I can’t remember how I got her, but somehow I’m ascending the alter stairs before I decide firmly that I have to call it all off.

I have to call it off.

It’s not fair to my fiancé to get married with this eating away at me.

It’s not fair to me to be this unhappy about a decision that I’ve made.

When did the vows happen? I don’t remember there being any talking, I don’t remember his voice sounding off. Did those things occur? How could they have played out without my knowledge?

“Amelia?” The questioning in my fiancé’s voice is warm and familiar. It brings me back down to reality – to the present, not just in my head either. I stop having my silent break down immediately. The home I have found in him is no less inviting than it was a year ago before we randomly joked about wanting to get married.

“Amelia, are you okay?” He doesn’t even seem surprised by this, which has to mean that he’s questioned whether or not this was the right course of action too. Right? Or am I reading too much into this?

Maybe I am – but there are so many ‘maybes’ bouncing around my unstable mind and breaking heart that I can’t let anything else uncertain enter into my head. So I turn to the hundreds of guests that are sitting in pews and standing propped against pillars…and with loud confidence I reveal the struggle that I’ve been having.

“I can’t get married. I was much happier before I started planning this wedding. My family is awesome. My family is happy. I’m happy. But this wedding won’t allow me to keep being happy.” I drop my flowers onto the floor as jaws drop in a similar fashion. There are even gasps from a group of particularly shocked people – particularly from my fiancé’s family.

There’s more to it, though, and I owe them at least that much of an explanation; “For as social and relaxed as I may seem, inside I’m scared and shy. My life was never conventional, even if it was always successful. I have been fortunate enough to enjoy life in spite of the highs and lows that plague every family and couple. I can’t say what it is that makes marriage seem so awful to me and I won’t discount that maybe I need some therapy to help me understand. I don’t know if someday I’ll change my mind and elope in a courthouse, but I know that I can’t get married today. All I want is for my fiancé and I to take our trip to the Bahamas and enjoy the alone time. We were happy before and I know that we’ll be happy after – because this decision will ultimately bring us closer together.”

During my selfish monologue I never once turned to my fiancé to see if he was devastated or relieved. Judging by the looks on the faces of those in the crowd, I will never be ready for what I’ll see when I turn around. This, at the very least, allows me to expect the unexpected.

And this was unexpected. From his jacket that he’s removing, my fiancé pulls the plane tickets for the Bahamas and car keys. The jacket is tossed onto the podium with the preacher faster than I can blink. Once he hooks his arm around mine – I know that I wasn’t giving him enough credit. He knew I couldn’t do this – and it makes me wonder if everyone had a back-up plan this whole time.
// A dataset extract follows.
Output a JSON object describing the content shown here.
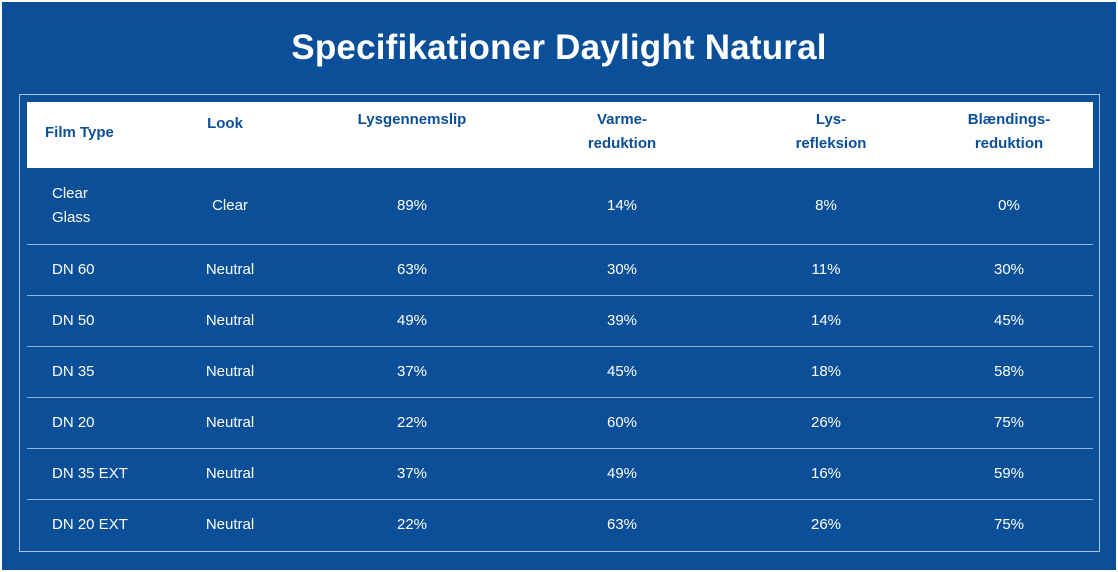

I guess I won’t know for at least two weeks, though, because my fiancé announces very cheerily, “We have a plane to catch in a few hours so why don’t you guys enjoy the reception on our fine families, yeah?” His sassy ass even blows a kiss to the stunned folk left behind in his usually dramatic fashion. I knew there was a reason I chose to stay with him year after year after year…

And I never needed to be married to keep making that decision.